Nous, les sourds, on n’entend pas tout.

Je ne parle pas des sourds qui n'entendent rien du tout, les veinards ! Je parle des autres, qui à cause de l'âge et du hard rock ont perdu les hautes fréquences, même en modulation.

Comme il est chiant de toujours tout faire toujours tout répéter, nous les sourds, on se démerde. On bricole, on reconstitue les mots manquants. Nous en avons pris l'habitude, nous excellons dans cet art de la « devination ». C'est un sens développé sur le sens de la phrase.

Un exemple, car on comprend mieux par un dessin :

Hier, une tendre et chère relation qui avait une mine tristounette, me susurre à l'oreille. La belle affaire, c'était ma pire : 

-         Je suis en peine, mon mari, m'a quitté pour une fille, ce matin.

-         Un de perdu, dix de retrouvus, ma chère !

Je n'étais pas fier aux obsèques.

Il faut dire que la méprise était subtile avec la phrase originale : « Je suis en peine, mon ami, ma fille m'a quitté, ce matin. »

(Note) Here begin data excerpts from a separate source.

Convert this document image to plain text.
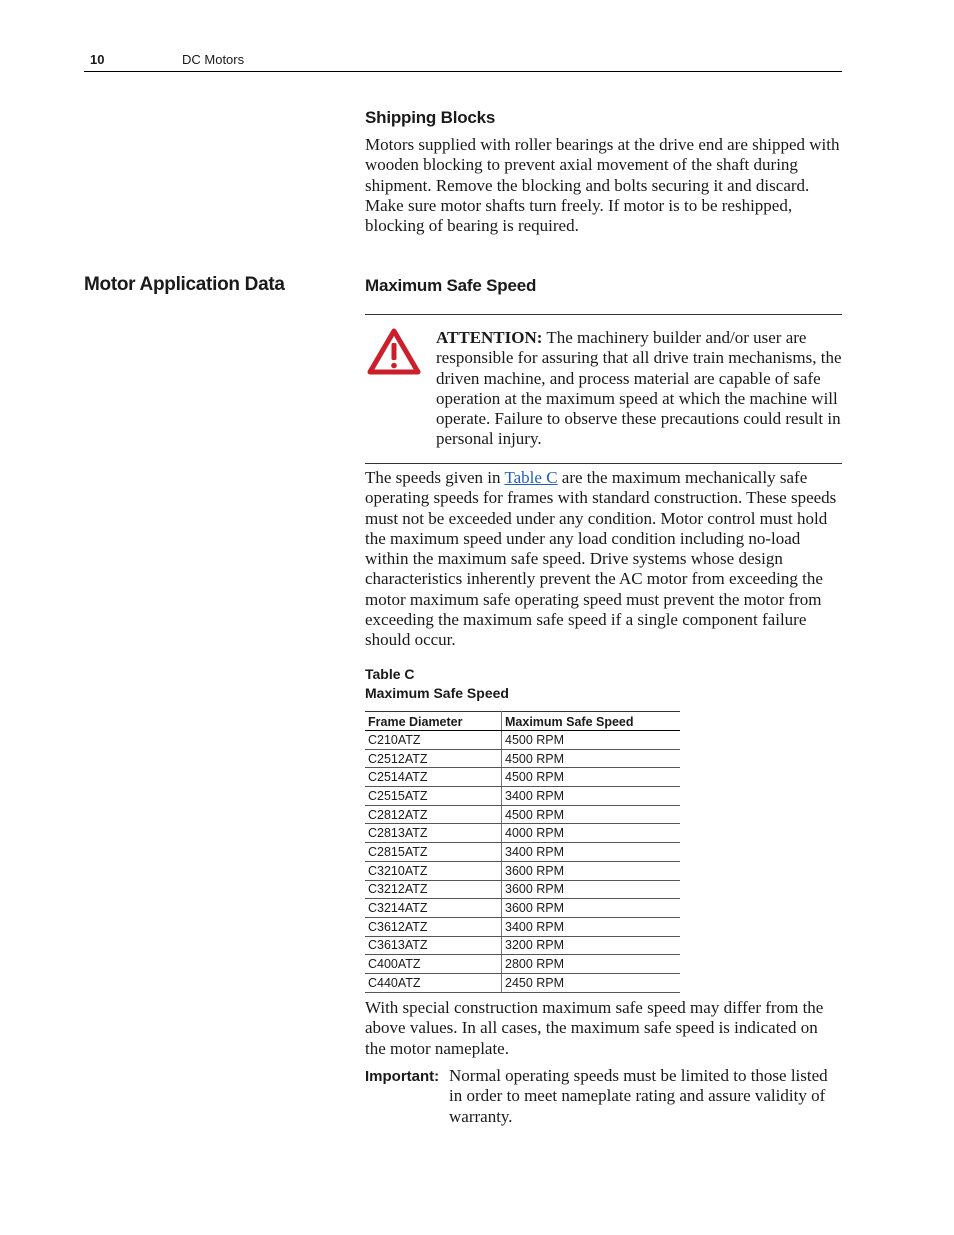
10	DC Motors
Shipping Blocks

Motors supplied with roller bearings at the drive end are shipped with wooden blocking to prevent axial movement of the shaft during shipment. Remove the blocking and bolts securing it and discard. Make sure motor shafts turn freely. If motor is to be reshipped, blocking of bearing is required.

Motor Application Data	Maximum Safe Speed

ATTENTION: The machinery builder and/or user are responsible for assuring that all drive train mechanisms, the driven machine, and process material are capable of safe operation at the maximum speed at which the machine will operate. Failure to observe these precautions could result in personal injury.

The speeds given in Table C are the maximum mechanically safe operating speeds for frames with standard construction. These speeds must not be exceeded under any condition. Motor control must hold the maximum speed under any load condition including no-load within the maximum safe speed. Drive systems whose design characteristics inherently prevent the AC motor from exceeding the motor maximum safe operating speed must prevent the motor from exceeding the maximum safe speed if a single component failure should occur.

Table C
Maximum Safe Speed
Frame Diameter	Maximum Safe Speed
C210ATZ	4500 RPM
C2512ATZ	4500 RPM
C2514ATZ	4500 RPM
C2515ATZ	3400 RPM
C2812ATZ	4500 RPM
C2813ATZ	4000 RPM
C2815ATZ	3400 RPM
C3210ATZ	3600 RPM
C3212ATZ	3600 RPM
C3214ATZ	3600 RPM
C3612ATZ	3400 RPM
C3613ATZ	3200 RPM
C400ATZ	2800 RPM
C440ATZ	2450 RPM

With special construction maximum safe speed may differ from the above values. In all cases, the maximum safe speed is indicated on the motor nameplate.

Important: Normal operating speeds must be limited to those listed in order to meet nameplate rating and assure validity of warranty.
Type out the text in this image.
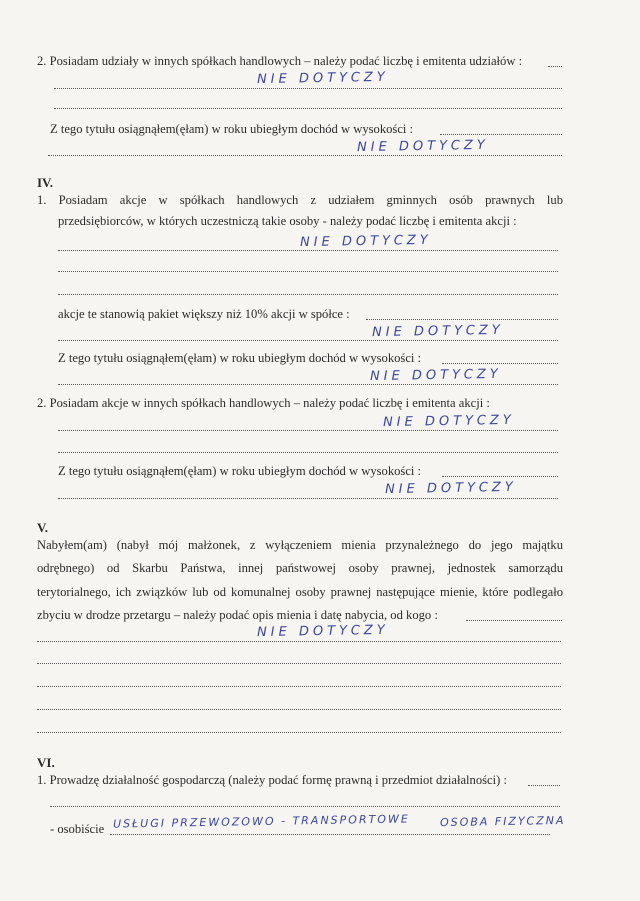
2. Posiadam udziały w innych spółkach handlowych – należy podać liczbę i emitenta udziałów :
NIE DOTYCZY
Z tego tytułu osiągnąłem(ęłam) w roku ubiegłym dochód w wysokości :
NIE DOTYCZY
IV.
1. Posiadam akcje w spółkach handlowych z udziałem gminnych osób prawnych lub
przedsiębiorców, w których uczestniczą takie osoby - należy podać liczbę i emitenta akcji :
NIE DOTYCZY
akcje te stanowią pakiet większy niż 10% akcji w spółce :
NIE DOTYCZY
Z tego tytułu osiągnąłem(ęłam) w roku ubiegłym dochód w wysokości :
NIE DOTYCZY
2. Posiadam akcje w innych spółkach handlowych – należy podać liczbę i emitenta akcji :
NIE DOTYCZY
Z tego tytułu osiągnąłem(ęłam) w roku ubiegłym dochód w wysokości :
NIE DOTYCZY
V.
Nabyłem(am) (nabył mój małżonek, z wyłączeniem mienia przynależnego do jego majątku
odrębnego) od Skarbu Państwa, innej państwowej osoby prawnej, jednostek samorządu
terytorialnego, ich związków lub od komunalnej osoby prawnej następujące mienie, które podlegało
zbyciu w drodze przetargu – należy podać opis mienia i datę nabycia, od kogo :
NIE DOTYCZY
VI.
1. Prowadzę działalność gospodarczą (należy podać formę prawną i przedmiot działalności) :
- osobiście USŁUGI PRZEWOZOWO - TRANSPORTOWE	OSOBA FIZYCZNA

Oui, des fois, la surdité intermittente n'est pas un spectacle.

J'ai un pote, comme moi, dur de la feuille, mais lui c'était par accident, donc cela compte moins. Lui, il ne s'emmerde pas, pas compris, il répond par sa phrase passe-partout : « Ça dépend du vent ? »

Sa technique a des avantages, mais connait aussi quelques déboires.

Un autre dessin pour comprendre :

-         Mon chéri, m'aimeras-tu encore quand je serai vieille et laide ?

-         Ça dépend du vent ?

Elle a pleuré, bien sûr ! Bien sûr, il n'y avait pas un souffle de vent avec cette canicule.

Vous avouerez, quand même, tout bien entendant que vous êtes, peut-être, que certains mots prêtent à confusion euphoniquement. A se demander si cela ne serait pas fait sciemment.

Par dessin :

Acculer… nyctalope… pédalo… (Complétez la liste, je suis en panne de sens.)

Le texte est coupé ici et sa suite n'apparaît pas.